Hil, you can talk about looking for new challenges academically/professionally, and personally wanting to explore other areas before settling down to a "forever" place (or something like that).
Spike's Bitches 48: I Say, We Go Out There, and Kick a Little Demon Ass.
[NAFDA] Spike-centric discussion. Lusty, lewd (only occasionally crude), risqué (and frisqué), bawdy (Oh, lawdy!), flirty ('cuz we're purty), raunchy talk inside. Caveat lector.
Hil, do you have to let your boss know you're looking? That would make me very uncomfortable.
All the jobs I'm applying for require several letters of recommendation.
Hil, you can talk about looking for new challenges academically/professionally, and personally wanting to explore other areas before settling down to a "forever" place (or something like that).
Hmm. I can try something like that.
Also, you could bring up proximity to medical facilities.
Honestly, with the state of the academic job market, no supervisor of Instructors should be at all surprised at their supervisees looking for other jobs. Unless the supervisor is a jerk, you just say, I am happy at [this place] but am also on the broader market this year.
Has your University had budget cuts? If so you also indicate that you are happy here, but want to have a backup offer in case unexpected further cuts endanger your job. Of course that makes you sound insecure so I'm not sure ...
Yeah, what flea said -- it's pretty much universally assumed that all non-tenure-track faculty may be on the market EVERY year. (And all too often have to be)
meara - I'm about 10-15 mins from work now instead of 50ish minutes. So that's a better commute.
I looked at the calendar and for the past 12 days every day has included either moving, cleaning, or running errands post move.
And I went to change the curtains to mine and realized the brackets were loose, I don't have a good screwdriver (a good set of tools is on the list of things to get and I forgot today when Will and I ended up going to Home Depot) but I was going to be careful.

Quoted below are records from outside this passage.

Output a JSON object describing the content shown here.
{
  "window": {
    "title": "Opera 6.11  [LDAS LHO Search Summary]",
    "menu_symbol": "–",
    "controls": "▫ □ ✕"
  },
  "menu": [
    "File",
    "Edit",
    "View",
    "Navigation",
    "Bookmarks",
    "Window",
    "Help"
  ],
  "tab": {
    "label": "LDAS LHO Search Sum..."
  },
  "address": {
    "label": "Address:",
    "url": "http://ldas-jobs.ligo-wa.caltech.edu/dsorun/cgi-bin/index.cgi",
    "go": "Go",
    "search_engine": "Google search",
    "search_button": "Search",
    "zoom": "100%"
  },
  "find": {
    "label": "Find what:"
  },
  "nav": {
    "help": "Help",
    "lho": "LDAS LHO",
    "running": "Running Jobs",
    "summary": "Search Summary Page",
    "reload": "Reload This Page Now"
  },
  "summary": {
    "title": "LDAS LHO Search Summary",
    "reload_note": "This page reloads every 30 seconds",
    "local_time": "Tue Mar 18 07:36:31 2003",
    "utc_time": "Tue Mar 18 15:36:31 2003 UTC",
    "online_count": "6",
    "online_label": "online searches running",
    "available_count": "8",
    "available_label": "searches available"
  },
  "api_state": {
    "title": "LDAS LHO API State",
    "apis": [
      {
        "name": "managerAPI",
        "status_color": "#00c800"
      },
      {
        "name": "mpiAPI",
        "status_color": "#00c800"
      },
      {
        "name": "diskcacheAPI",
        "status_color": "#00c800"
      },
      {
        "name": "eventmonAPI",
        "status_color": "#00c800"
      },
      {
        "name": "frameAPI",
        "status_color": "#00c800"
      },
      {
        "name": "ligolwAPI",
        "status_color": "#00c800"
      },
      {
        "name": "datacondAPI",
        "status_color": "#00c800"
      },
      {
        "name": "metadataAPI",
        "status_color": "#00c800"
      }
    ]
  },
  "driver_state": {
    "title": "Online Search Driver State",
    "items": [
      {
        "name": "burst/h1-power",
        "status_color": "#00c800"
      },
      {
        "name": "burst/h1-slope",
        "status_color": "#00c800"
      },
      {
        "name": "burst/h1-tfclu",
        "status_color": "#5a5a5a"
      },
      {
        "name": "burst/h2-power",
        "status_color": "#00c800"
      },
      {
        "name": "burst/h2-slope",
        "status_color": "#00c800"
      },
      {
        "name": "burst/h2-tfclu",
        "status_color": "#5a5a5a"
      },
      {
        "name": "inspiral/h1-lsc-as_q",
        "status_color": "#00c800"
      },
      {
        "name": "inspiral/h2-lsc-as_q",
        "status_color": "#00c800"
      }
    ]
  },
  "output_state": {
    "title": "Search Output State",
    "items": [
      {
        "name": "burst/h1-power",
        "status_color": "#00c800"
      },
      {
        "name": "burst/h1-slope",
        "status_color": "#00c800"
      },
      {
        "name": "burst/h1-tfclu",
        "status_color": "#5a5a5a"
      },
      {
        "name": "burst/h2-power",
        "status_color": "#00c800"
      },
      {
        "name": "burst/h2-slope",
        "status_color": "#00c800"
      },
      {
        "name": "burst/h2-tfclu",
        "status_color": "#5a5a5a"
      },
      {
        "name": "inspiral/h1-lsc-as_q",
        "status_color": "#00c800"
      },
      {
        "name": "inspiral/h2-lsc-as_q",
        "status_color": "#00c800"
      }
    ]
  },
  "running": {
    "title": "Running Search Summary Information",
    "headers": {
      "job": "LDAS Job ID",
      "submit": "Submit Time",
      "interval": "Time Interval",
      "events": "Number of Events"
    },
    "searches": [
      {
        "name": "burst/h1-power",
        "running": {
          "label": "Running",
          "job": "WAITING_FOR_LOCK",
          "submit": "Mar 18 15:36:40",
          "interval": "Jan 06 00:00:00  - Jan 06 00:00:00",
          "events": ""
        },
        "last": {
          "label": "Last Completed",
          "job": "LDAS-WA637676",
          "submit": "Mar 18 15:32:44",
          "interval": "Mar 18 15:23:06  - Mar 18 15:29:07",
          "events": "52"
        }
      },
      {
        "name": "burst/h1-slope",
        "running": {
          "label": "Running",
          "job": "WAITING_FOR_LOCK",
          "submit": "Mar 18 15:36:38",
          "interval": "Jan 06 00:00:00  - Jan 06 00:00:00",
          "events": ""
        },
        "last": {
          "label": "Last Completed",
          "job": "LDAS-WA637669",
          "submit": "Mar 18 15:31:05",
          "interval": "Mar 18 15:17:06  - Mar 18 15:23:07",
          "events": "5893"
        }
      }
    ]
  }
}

Then Penny went to jump on the window ledge and missed somehow and pulled the side and center brackets out. So now I have to deal with replacing those and trying to figure out what the problem was.
Stupid freaking ducks are following me around.
I did finish Discount Armageddon and Abraham Lincoln Vampire Hunter, both of which I enjoyed.
So, um, hi. I haven't been around these parts lately, but I need to dump in a safe place where everyone already knows my baggage. I've been asked to talk to a couple about my experiences with PTSD. The wife has emailed me a bunch of questions, and they're all so open-ended and broad and not easily answered. Like, she wants to know how long he'll likely be out of work. I've said, "YMMV" about 30 times in my response email already.
I want to be encouraging. I know I'm a success story. But, how do you tell someone that's just getting started in this journey that it's been my whole adult life...that it never goes away...that you can reach a sort of wellness if you work really hard and are really stubborn and change your expectations. I'd even say I'm happy. But, is my life what I thought? In some ways, yes, but in most ways, no. Will things ever get back to normal? No. You'll have a new normal. And that's not bad, but you're going to need to wake up and smell the coffee if you think there's a chance that things will return to normal.
But I can't say those things.
Val, that's hard. You're a good person to be willing to help them.
Given that I don't have experience with PTSD, I would think that you're right that you can't tell someone at the start of this journey that they have a new normal ahead of them. Right now, that would probably be hard to hear.
I guess -- what kinds of things would have been helpful for you to hear when you were where this man is?
hi vw! nice to see you.
a formal colleague of mine recommended a good book to someone who was have serious struggles (not PTSD, but something else). It was a short fiction novel that she thought would help out a teenager.
do you think you could write back with some general language YMMV but then recommend a short video or book or reference that might be helpful. I suspect that both the husband and the wife don't know what to do and are seeking resources to help them understand what he is going through and how the wife can be helpful. It may be that he and she need different resources to manage this situation. I don't know if AMA has guidelines or not.